I distinctly remember the moment I looked down and saw my father’s hand coming out of my sleeve. Until then, I had always thought I was my Mother’s son. Since then, I have found myself thinking I am becoming more and more like my Dad every day.
Is it the age, I wonder – me catching up on the staggered track of life – or does it have more to do with the fact that I am now a Father myself? More and more I find myself saying the things he used to say, doing the things he used to do, and marveling at how much smarter he seems now than he was then.
My father was a strong man, dynamic, and dramatic. A man of firm conviction, he expressed his opinions frequently and forcefully. For him, everything was monochromatic, black or white, right or wrong. There were no shades of grey or extenuating circumstances.
He walked into harm’s way daily for 20 years to put food on our table and seemed fearless until the day I came home with 7 stitches in my lip and blood covering my shirt. Before I could tell him what happened, he erupted like a volcano.
I remember the moment clearly because it was one of those ‘aha’ moments. My first reaction was – “Why is he yelling at me now?” It seemed he was always yelling at me. Then I realized he wasn’t yelling at me. He was yelling for me. He was yelling because he was afraid – not for himself, but for his son.
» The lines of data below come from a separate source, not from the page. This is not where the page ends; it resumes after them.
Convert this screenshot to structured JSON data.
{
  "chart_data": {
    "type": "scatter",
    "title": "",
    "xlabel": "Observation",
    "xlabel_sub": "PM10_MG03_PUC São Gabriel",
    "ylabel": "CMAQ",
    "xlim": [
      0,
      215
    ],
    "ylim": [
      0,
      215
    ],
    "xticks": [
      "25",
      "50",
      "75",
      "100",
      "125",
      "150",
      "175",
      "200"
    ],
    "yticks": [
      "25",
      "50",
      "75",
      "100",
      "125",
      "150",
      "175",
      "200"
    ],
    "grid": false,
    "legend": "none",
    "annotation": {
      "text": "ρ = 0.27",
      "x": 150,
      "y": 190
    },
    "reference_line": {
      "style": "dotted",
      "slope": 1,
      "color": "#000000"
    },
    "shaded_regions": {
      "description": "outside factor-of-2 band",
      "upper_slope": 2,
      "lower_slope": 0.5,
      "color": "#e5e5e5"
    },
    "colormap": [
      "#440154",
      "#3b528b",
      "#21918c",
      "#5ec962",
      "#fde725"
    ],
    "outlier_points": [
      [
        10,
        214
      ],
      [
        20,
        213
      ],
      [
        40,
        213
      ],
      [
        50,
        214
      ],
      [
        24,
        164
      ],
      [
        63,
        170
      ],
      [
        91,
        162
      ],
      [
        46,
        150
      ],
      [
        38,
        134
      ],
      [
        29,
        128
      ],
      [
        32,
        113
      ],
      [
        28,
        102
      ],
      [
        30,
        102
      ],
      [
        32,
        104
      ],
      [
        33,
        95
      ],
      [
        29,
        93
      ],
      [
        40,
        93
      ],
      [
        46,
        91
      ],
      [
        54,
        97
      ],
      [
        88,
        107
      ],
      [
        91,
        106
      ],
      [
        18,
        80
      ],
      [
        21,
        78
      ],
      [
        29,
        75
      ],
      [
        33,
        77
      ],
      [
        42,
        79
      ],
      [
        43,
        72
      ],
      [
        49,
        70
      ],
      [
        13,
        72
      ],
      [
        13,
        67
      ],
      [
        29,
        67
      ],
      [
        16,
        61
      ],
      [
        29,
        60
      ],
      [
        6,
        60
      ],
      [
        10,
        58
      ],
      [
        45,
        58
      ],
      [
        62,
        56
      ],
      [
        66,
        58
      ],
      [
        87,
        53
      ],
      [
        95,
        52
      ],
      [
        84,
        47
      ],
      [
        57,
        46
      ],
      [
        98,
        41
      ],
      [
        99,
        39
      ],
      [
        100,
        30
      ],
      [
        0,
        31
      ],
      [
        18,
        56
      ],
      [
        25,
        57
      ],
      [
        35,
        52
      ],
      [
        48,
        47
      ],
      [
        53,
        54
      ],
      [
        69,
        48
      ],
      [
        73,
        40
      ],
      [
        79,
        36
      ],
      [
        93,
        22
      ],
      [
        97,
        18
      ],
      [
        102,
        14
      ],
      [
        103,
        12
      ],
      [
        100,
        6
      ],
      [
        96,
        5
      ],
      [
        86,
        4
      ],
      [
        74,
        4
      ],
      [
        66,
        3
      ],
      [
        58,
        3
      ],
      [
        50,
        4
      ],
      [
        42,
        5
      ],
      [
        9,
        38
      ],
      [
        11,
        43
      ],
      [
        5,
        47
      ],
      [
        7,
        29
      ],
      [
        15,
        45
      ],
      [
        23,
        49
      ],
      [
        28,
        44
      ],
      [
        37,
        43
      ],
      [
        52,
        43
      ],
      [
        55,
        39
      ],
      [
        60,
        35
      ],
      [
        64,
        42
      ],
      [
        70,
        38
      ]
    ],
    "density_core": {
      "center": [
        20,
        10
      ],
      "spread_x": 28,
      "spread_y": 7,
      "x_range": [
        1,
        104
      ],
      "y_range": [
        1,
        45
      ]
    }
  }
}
More than anything my Dad wanted me to get an education. At first I thought it was because this was something he had been denied. Now I know it had more to do with a Father’s desire to see a son reach his highest possibilities. My son taught me that lesson.
Daily for 14 years and change, I have watched my son grow and develop. There is no way to describe the delight I take in watching him become who he is, but it something I suspect every Father will understand.
The greatest lesson of my Father’s life is wrapped up in this. The Bard of Avon said it best – “To thine own self be true.” To be what we are and to become what are capable of becoming is the noblest end in life.
Every child is defined by promise and possibilities. Every father, every parent, wonders how their child will fulfill the promise that is in them. Their challenge – and ours – is to become useful, not according to our desires but according to our powers with the ultimate goal of living a life of limited regrets.
All will win. All will lose. Every heart will be hurt and broken. Win or lose, my father would say, take you best shot, let the chips fall as they may, get up, and go on. Never give up. Win, lose, or draw, always try to do better next time, always try to make things better.
My father was raised on ranch in the mountains on the western slope of the Continental Divide. One of the things you notice there is that it is only in winter, when the leaves have fallen and the trees are barren, that you clearly see the contours of the land. So it is with men. The content of our character and depth of our commitment can best be read in the seasons of our distress. It is when we are tested that our true character is most apt to be revealed.